I saw that finish and had my eye on the prize. I ran harder than I could have imagined possible to get my body across the finish.
I think this was right before the finish line.
And then I was done, and promptly hit my watch.
Holy crap. 3:21.
AHHHHHHHHHHHHHHHHHHHHHHH I DID IT!!!!!!!
As soon as I could think straight, I got out my phone and texted Ramsey. This conversation makes giggle and also makes me emotional. I was so tired I couldn’t even text a sentence. But I wanted him to know I was happy, and I was alive. I think he figured it out. (and yes, he is the most supportive soon-to-be-husband ever).
This makes me smile and I realize it is so sappy.
Then I called my parents. As soon as my Mom picked up the phone, I started crying. I told her I did it and she said, “I know you did! We are so proud right now!!!” Then she told me that my Dad and her were shocked at how perfect and smart I ran the race. My Dad got on the phone and swooned over my negative splits. Negative splits are ALWAYS a reason to celebrate!

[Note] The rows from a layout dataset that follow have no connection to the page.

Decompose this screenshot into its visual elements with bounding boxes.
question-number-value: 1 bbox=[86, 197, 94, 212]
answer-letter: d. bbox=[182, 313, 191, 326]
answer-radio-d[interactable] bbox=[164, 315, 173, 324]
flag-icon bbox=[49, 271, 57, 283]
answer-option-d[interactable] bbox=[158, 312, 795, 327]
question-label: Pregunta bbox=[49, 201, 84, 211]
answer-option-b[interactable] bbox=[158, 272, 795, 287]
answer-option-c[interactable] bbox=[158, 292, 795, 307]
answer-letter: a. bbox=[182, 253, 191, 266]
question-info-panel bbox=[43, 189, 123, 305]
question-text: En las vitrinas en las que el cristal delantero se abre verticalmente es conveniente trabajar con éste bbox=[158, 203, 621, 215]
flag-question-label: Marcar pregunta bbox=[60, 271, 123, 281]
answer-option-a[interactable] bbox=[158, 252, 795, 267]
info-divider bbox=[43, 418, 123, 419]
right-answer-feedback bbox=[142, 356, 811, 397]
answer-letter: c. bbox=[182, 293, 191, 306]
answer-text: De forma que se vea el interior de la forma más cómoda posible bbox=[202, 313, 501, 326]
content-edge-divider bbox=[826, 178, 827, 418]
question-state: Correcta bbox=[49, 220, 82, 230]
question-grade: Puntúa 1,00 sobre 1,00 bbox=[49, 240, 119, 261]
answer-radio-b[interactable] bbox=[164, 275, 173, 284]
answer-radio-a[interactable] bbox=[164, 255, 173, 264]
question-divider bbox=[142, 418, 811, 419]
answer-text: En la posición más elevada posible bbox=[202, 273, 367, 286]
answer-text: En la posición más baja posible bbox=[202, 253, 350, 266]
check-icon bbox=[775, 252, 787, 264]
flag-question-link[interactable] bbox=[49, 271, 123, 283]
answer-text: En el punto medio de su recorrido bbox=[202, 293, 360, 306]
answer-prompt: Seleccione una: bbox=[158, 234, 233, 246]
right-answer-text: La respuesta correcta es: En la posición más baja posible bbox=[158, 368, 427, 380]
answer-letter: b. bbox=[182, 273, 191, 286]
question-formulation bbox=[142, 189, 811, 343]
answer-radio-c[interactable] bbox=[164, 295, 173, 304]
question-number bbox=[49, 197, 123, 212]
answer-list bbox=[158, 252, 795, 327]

As I hobbled through the park to the family meet up (longest walk EVER!!!) I called Stacy and Nicole to tell them I was ok and that I was so happy.
Seeing Ramsey and Sarah at the family meet up was amazing. They hugged me and helped me put on my warm clothes. Then we posed for a few pics before
limping hopping onto the Subway.
As I reflect on this race I am still in total awe that it worked out so perfectly. I did not let my booty pain slow me down, and I didn’t let my asthma mess me up either. I knew I had a good training and was capable of running great on Sunday, but an 11 minute PR and a 3:21 were not expected. I really couldn’t be happier or more excited. This also means that I get to go back to Boston in 2015!!
The NYC marathon should be on everyone’s “bucket list” and I hope to go back and experience this race again. A huge thank you to all the supporters (near and far) for all the love. I felt it the whole time!